2011年4月12日星期二

"Too big to fail" banks could expand

By Karen Weise

As legislators debated how for the revision of the financial regulations, their mantra was that, if nothing else, the "too big to fail" era was over. Never taxpayers would save the world's major banks to prevent capsizing the entire financial system. At the time that the Dodd-Frank financial reform act was signed in mid-2010, 10 banks controlled three-quarters of all banking assets, place of 68% in 2006, in part because large banks have dug institutions in difficulty. "Very large, systemically important institutions have been at the heart of the crisis", says David a. Moss, a professor at Harvard Business School.

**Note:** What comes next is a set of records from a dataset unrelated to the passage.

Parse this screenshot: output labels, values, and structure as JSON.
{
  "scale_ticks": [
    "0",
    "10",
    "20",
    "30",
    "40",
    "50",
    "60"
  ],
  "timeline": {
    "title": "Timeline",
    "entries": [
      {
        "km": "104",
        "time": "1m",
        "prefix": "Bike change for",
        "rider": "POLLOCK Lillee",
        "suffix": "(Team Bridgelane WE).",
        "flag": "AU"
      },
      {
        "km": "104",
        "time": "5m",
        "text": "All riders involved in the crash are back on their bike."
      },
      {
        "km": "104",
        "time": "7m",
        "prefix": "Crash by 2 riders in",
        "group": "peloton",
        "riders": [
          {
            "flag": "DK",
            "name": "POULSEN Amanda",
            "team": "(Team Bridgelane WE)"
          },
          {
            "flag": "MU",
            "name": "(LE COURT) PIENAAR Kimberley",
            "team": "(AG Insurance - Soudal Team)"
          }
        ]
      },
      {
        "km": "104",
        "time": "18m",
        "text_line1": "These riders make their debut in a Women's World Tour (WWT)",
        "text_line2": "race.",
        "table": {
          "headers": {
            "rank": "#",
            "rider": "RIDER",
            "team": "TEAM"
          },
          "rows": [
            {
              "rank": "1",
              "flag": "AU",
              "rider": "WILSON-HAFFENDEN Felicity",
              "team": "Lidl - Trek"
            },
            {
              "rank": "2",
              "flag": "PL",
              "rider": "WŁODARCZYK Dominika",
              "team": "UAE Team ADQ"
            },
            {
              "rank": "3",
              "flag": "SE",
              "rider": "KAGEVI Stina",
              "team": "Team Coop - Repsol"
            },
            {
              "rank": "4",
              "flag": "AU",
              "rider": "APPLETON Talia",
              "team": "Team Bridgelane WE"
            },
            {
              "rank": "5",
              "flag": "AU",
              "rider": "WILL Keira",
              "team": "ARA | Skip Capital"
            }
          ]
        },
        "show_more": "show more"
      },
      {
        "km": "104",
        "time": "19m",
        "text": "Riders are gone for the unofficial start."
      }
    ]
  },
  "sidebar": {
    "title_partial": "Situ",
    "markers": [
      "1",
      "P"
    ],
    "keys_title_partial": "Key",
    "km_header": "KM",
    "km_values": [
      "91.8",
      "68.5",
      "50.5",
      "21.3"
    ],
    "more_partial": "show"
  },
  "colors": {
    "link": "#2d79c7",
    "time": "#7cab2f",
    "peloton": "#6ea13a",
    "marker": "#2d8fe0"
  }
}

It is therefore all the more surprising that federal agencies putting reforms into effect are written rules to strengthen the dominant position of the largest banks. The Federal Reserve, for example, issued regulations designed to curb the payments of commission that gave mortgage brokers an incentive to guide owners to risky mortgages, but these rules could make it easier for large banks dominate the mortgage market. During the housing bubble, brokers usually earned by selling high-cost loans, even if the borrowers qualify for lower rates. The rules now require effective loans officials to pay a salary and prohibit commissions related to the loan interest rates. No doubt the regulations are necessary to protect the purchasers of corrupt practices, but the Fed rules could provide a fatal blow to mortgage brokers, who help shop owners for mortgage loans from different lenders. As securities brokers, they earn most of their remuneration by the volume of sales, not wages. Brokers have more fobbed by big retail banks, which are based on branches and building sales force employees, says Guy Cecala, Publisher of commercial paper in mortgage financing.

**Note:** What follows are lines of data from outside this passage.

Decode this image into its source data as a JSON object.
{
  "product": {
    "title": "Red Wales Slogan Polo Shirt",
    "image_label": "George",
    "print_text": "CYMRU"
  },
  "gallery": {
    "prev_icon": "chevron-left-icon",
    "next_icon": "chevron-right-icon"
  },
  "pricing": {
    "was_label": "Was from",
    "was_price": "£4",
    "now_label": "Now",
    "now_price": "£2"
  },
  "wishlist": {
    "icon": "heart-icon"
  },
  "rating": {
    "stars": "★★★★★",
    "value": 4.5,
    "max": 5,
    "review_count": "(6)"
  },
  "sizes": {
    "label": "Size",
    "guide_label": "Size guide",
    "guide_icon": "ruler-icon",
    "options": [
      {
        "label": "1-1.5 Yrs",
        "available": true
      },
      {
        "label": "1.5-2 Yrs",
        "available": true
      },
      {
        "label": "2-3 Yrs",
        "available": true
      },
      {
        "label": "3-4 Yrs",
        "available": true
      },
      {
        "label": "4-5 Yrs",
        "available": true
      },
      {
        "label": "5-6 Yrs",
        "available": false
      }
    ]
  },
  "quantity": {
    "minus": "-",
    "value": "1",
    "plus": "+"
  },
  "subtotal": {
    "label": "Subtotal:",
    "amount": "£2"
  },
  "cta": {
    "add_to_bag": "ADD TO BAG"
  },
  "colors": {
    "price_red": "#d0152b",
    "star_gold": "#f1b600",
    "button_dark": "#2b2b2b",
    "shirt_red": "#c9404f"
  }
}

Large bank even bias is built in the rules proposed by six organizations end of March that would require issuers of mortgage-backed securities to keep 5 percent bonds on their books. The hope is that, by holding a share of the risk, banks will limit to loans of poor quality. Conservative mortgage - for borrowers with good credit and at least 20% down - would be exempt. Big banks can afford to keep the risk required on their books, while "community banks did not have the necessary means for their balance and ability to raise additional capital which would be necessary", explains Karen M. ThomasHead of relations with the Government for America's independent community bankers. Wells Fargo (WFC), which comes from a quarter of all residential mortgages last year, has lobbied for still more conservative requirements, saying that those with 30% down should be exempted from rules. "That they regard as a competitive advantage to have grand and purses," said Cecala.

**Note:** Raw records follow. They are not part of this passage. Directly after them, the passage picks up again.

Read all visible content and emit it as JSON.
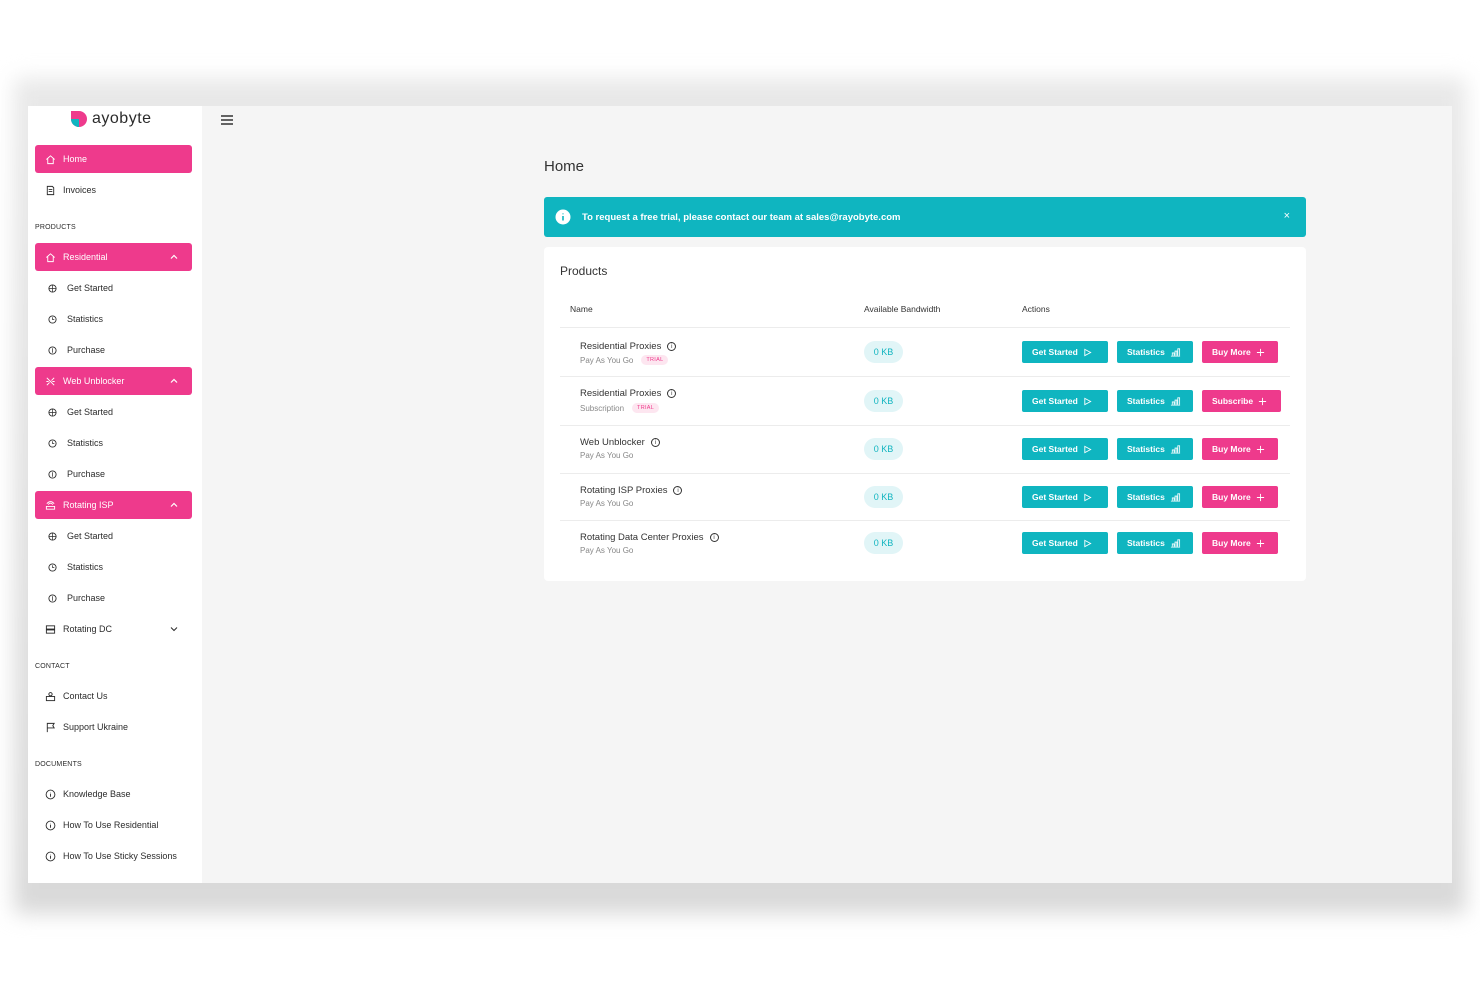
{
  "brand": {
    "name": "ayobyte"
  },
  "sidebar": {
    "top_items": [
      {
        "label": "Home",
        "icon": "home-icon",
        "active": true
      },
      {
        "label": "Invoices",
        "icon": "invoice-icon",
        "active": false
      }
    ],
    "sections": {
      "products": "PRODUCTS",
      "contact": "CONTACT",
      "documents": "DOCUMENTS"
    },
    "groups": [
      {
        "label": "Residential",
        "icon": "house-icon",
        "expanded": true,
        "items": [
          {
            "label": "Get Started"
          },
          {
            "label": "Statistics"
          },
          {
            "label": "Purchase"
          }
        ]
      },
      {
        "label": "Web Unblocker",
        "icon": "unblock-icon",
        "expanded": true,
        "items": [
          {
            "label": "Get Started"
          },
          {
            "label": "Statistics"
          },
          {
            "label": "Purchase"
          }
        ]
      },
      {
        "label": "Rotating ISP",
        "icon": "router-icon",
        "expanded": true,
        "items": [
          {
            "label": "Get Started"
          },
          {
            "label": "Statistics"
          },
          {
            "label": "Purchase"
          }
        ]
      },
      {
        "label": "Rotating DC",
        "icon": "server-icon",
        "expanded": false,
        "items": []
      }
    ],
    "contact_items": [
      {
        "label": "Contact Us",
        "icon": "contact-icon"
      },
      {
        "label": "Support Ukraine",
        "icon": "flag-icon"
      }
    ],
    "document_items": [
      {
        "label": "Knowledge Base",
        "icon": "info-icon"
      },
      {
        "label": "How To Use Residential",
        "icon": "info-icon"
      },
      {
        "label": "How To Use Sticky Sessions",
        "icon": "info-icon"
      }
    ]
  },
  "main": {
    "title": "Home",
    "alert": {
      "text": "To request a free trial, please contact our team at sales@rayobyte.com",
      "close": "×"
    },
    "products_card": {
      "title": "Products",
      "columns": {
        "name": "Name",
        "bandwidth": "Available Bandwidth",
        "actions": "Actions"
      },
      "rows": [
        {
          "name": "Residential Proxies",
          "plan": "Pay As You Go",
          "badge": "TRIAL",
          "bandwidth": "0 KB",
          "btn1": "Get Started",
          "btn2": "Statistics",
          "btn3": "Buy More"
        },
        {
          "name": "Residential Proxies",
          "plan": "Subscription",
          "badge": "TRIAL",
          "bandwidth": "0 KB",
          "btn1": "Get Started",
          "btn2": "Statistics",
          "btn3": "Subscribe"
        },
        {
          "name": "Web Unblocker",
          "plan": "Pay As You Go",
          "badge": "",
          "bandwidth": "0 KB",
          "btn1": "Get Started",
          "btn2": "Statistics",
          "btn3": "Buy More"
        },
        {
          "name": "Rotating ISP Proxies",
          "plan": "Pay As You Go",
          "badge": "",
          "bandwidth": "0 KB",
          "btn1": "Get Started",
          "btn2": "Statistics",
          "btn3": "Buy More"
        },
        {
          "name": "Rotating Data Center Proxies",
          "plan": "Pay As You Go",
          "badge": "",
          "bandwidth": "0 KB",
          "btn1": "Get Started",
          "btn2": "Statistics",
          "btn3": "Buy More"
        }
      ]
    }
  },
  "colors": {
    "pink": "#ee3a8c",
    "teal": "#0fb5c0"
  }
}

Derivatives rules also encourage smaller institutions. The market is already highly concentrated, with the commercial offices of five major actors in the implementation of 96 per cent of swaps by commercial banks. The big players "want to do all they can do to control the market post-Dodd-Frank," said Michael Greenberger, Professor of law at the University of Maryland and a former official of the Commodity Futures Trading Commission. The Act requires that merchants to pledge and treat most derivatives through documentation centres. It is a question open, although if regulators will prevent large banks to control documentation centres. In the fall, the CFTC proposes to leave the dominant players to possess up to 5% of the centres of documentation without any cap on their collective property. The Ministry of Justice, said the absence of an overall limit "not enough will to reduce the risk that primary dealers can control" exchanges and the block of the small players. Rules favouring large banks may be not a problem if regulators are extremely "tough" in the monitoring of the risks that the giant institutions, said Moss of Harvard, but these rules are too yet to win.

The bottom line: The financial reform act, Dodd-Frank was supposed to end "too big to fail", but its implementation could still make the big banks.

Weise is a reporter for Bloomberg Businessweek.